Monday, December 28, 2015

Silent Meditation: French Knots

I don't know about you, but I have inherited many family items that hold deep meaning. Many I have had for many, many years and all carefully stored away. Over the years, I have taken out the handmade dresses for my husband's sister and I never knew what to do with them until recently. I also know that my sons do not and will not have any interest in them so passing them along is not an option. But before I share with you my plan, I want to tell you a little about the baby whose cloths I own because this little girl truly impacted my life even though she died long before I was born.

Carolyn was born just a little more than a year after my in-laws were married on July 30, 1942. She weighed more than nine pounds. My mother-in-law was at that time a tiny woman- five feet tall and less than 90 pounds. The birth was long and from what I was told Carolyn suffered birth trauma. My mother-in-law should have had a cesarian. Carolyn died on November 1, 1942. My mother-in-law grew up on a arm in a small town in Kentucky. My father-in-law was from Gary, Indiana. They met in college and after they married moved in with my father-in-laws parents. Just two days after Carolyn was born, her grandfather died.  I think all these experiences effected my mother-in-law more than she would ever admit. Getting any kind of professional help was frowned upon then and this opinion never changed with her. She was not an overly kind or giving person so when she gave me Carolyn's clothing, it moved me deeply. I want to honor that gift although I am not sure my mother-in-law would approve. I think she would be content to just having them in a drawer. I am not.

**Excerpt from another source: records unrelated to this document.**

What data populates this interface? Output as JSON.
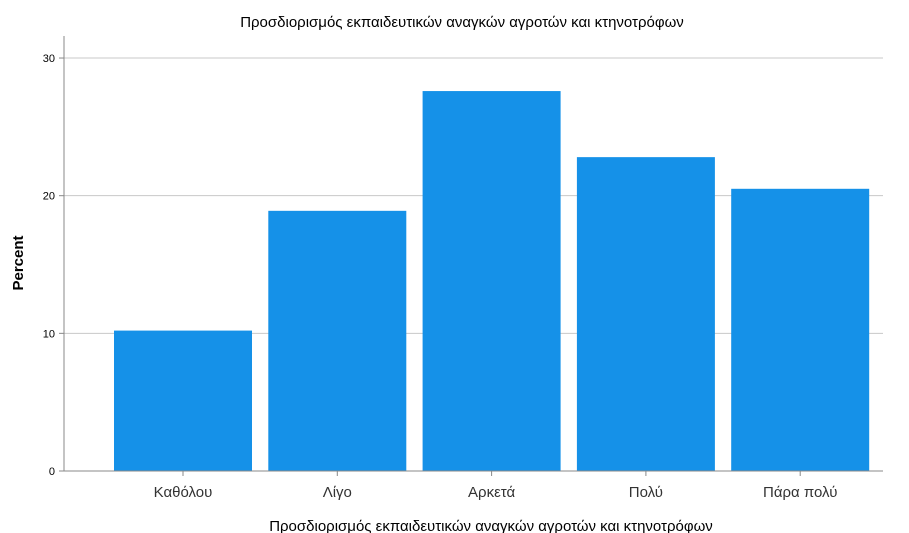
{
  "chart_data": {
    "type": "bar",
    "title": "Προσδιορισμός εκπαιδευτικών αναγκών αγροτών και κτηνοτρόφων",
    "xlabel": "Προσδιορισμός εκπαιδευτικών αναγκών αγροτών και κτηνοτρόφων",
    "ylabel": "Percent",
    "categories": [
      "Καθόλου",
      "Λίγο",
      "Αρκετά",
      "Πολύ",
      "Πάρα πολύ"
    ],
    "values": [
      10.2,
      18.9,
      27.6,
      22.8,
      20.5
    ],
    "ylim": [
      0,
      31.6
    ],
    "yticks": [
      0,
      10,
      20,
      30
    ],
    "grid": true,
    "bar_color": "#1591e8",
    "grid_color": "#c8c8c8",
    "axis_color": "#888888"
  }
}
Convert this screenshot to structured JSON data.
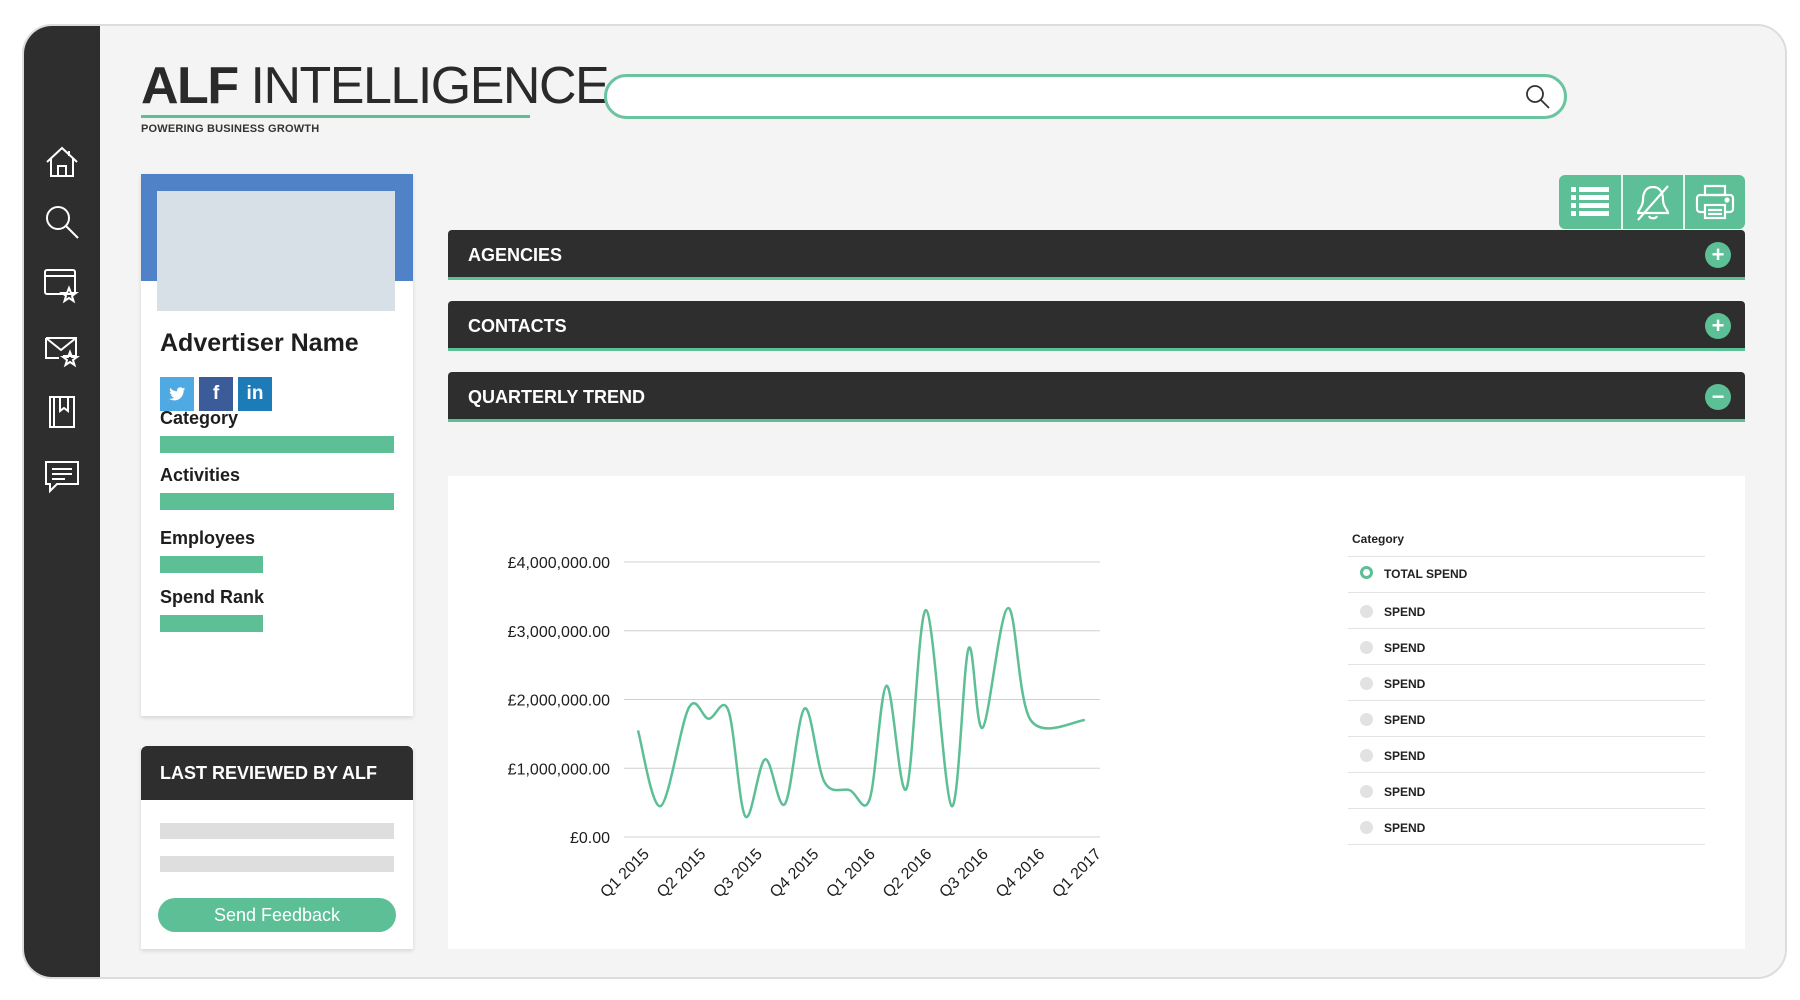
{
  "app": {
    "logo_bold": "ALF",
    "logo_light": " INTELLIGENCE",
    "tagline": "POWERING BUSINESS GROWTH"
  },
  "search": {
    "value": "",
    "placeholder": ""
  },
  "nav": [
    "home-icon",
    "search-icon",
    "watchlist-icon",
    "mail-star-icon",
    "bookmark-icon",
    "chat-icon"
  ],
  "profile": {
    "name": "Advertiser Name",
    "socials": {
      "twitter": "twitter-icon",
      "facebook": "f",
      "linkedin": "in"
    },
    "fields": {
      "category": "Category",
      "activities": "Activities",
      "employees": "Employees",
      "spend_rank": "Spend Rank"
    }
  },
  "reviewed": {
    "title": "LAST REVIEWED BY ALF",
    "feedback_label": "Send Feedback"
  },
  "toolbar": [
    "list-icon",
    "bell-off-icon",
    "printer-icon"
  ],
  "sections": {
    "agencies": {
      "title": "AGENCIES",
      "toggle": "+"
    },
    "contacts": {
      "title": "CONTACTS",
      "toggle": "+"
    },
    "trend": {
      "title": "QUARTERLY TREND",
      "toggle": "−"
    }
  },
  "colors": {
    "accent": "#5cbf95",
    "dark": "#2e2e2e",
    "brand_blue": "#4f82c6"
  },
  "chart_data": {
    "type": "line",
    "title": "",
    "xlabel": "",
    "ylabel": "",
    "ylim": [
      0,
      4000000
    ],
    "yticks": [
      "£0.00",
      "£1,000,000.00",
      "£2,000,000.00",
      "£3,000,000.00",
      "£4,000,000.00"
    ],
    "categories": [
      "Q1 2015",
      "Q2 2015",
      "Q3 2015",
      "Q4 2015",
      "Q1 2016",
      "Q2 2016",
      "Q3 2016",
      "Q4 2016",
      "Q1 2017"
    ],
    "x": [
      0,
      0.4,
      0.9,
      1.25,
      1.6,
      1.9,
      2.25,
      2.6,
      2.95,
      3.3,
      3.75,
      4.1,
      4.4,
      4.75,
      5.1,
      5.55,
      5.85,
      6.1,
      6.55,
      6.95,
      7.25,
      7.4,
      7.6,
      7.85,
      8.0
    ],
    "y": [
      1550000,
      450000,
      1880000,
      1720000,
      1840000,
      300000,
      1130000,
      480000,
      1870000,
      800000,
      680000,
      550000,
      2200000,
      700000,
      3300000,
      450000,
      2740000,
      1590000,
      3330000,
      1700000,
      1700000,
      1700000,
      1700000,
      1700000,
      1700000
    ],
    "series": [
      {
        "name": "TOTAL SPEND"
      }
    ],
    "legend": {
      "title": "Category",
      "placement": "right",
      "items": [
        "TOTAL SPEND",
        "SPEND",
        "SPEND",
        "SPEND",
        "SPEND",
        "SPEND",
        "SPEND",
        "SPEND"
      ]
    },
    "grid": true
  }
}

I have been playing with resin (more about this in future posts) in the hopes of getting all my "vices" in one room. My plans are to dip them in resin so that they are stiff and possibly paint them. I am still undecided about adding ceramic wings. I will be asking your opinion once I get to that point.  I am adding the knots for texture (which I love), but also to express the "knots" of grief. It has made me think a lot about my mother-in-law who so often made my life miserable. I always tried to remember that she was broken. It was not always easy.  I can only hope as I go down this new creative path that I can create something that will have meaning. What do you plan to do with those precious things that you keep in a drawer?

1 comment:

  1. for now the precious things sit in their hiding spots. I know they are there when I need them. The wings are an interesting idea that is growing on me. A sculpture that can be enjoyed for years to come.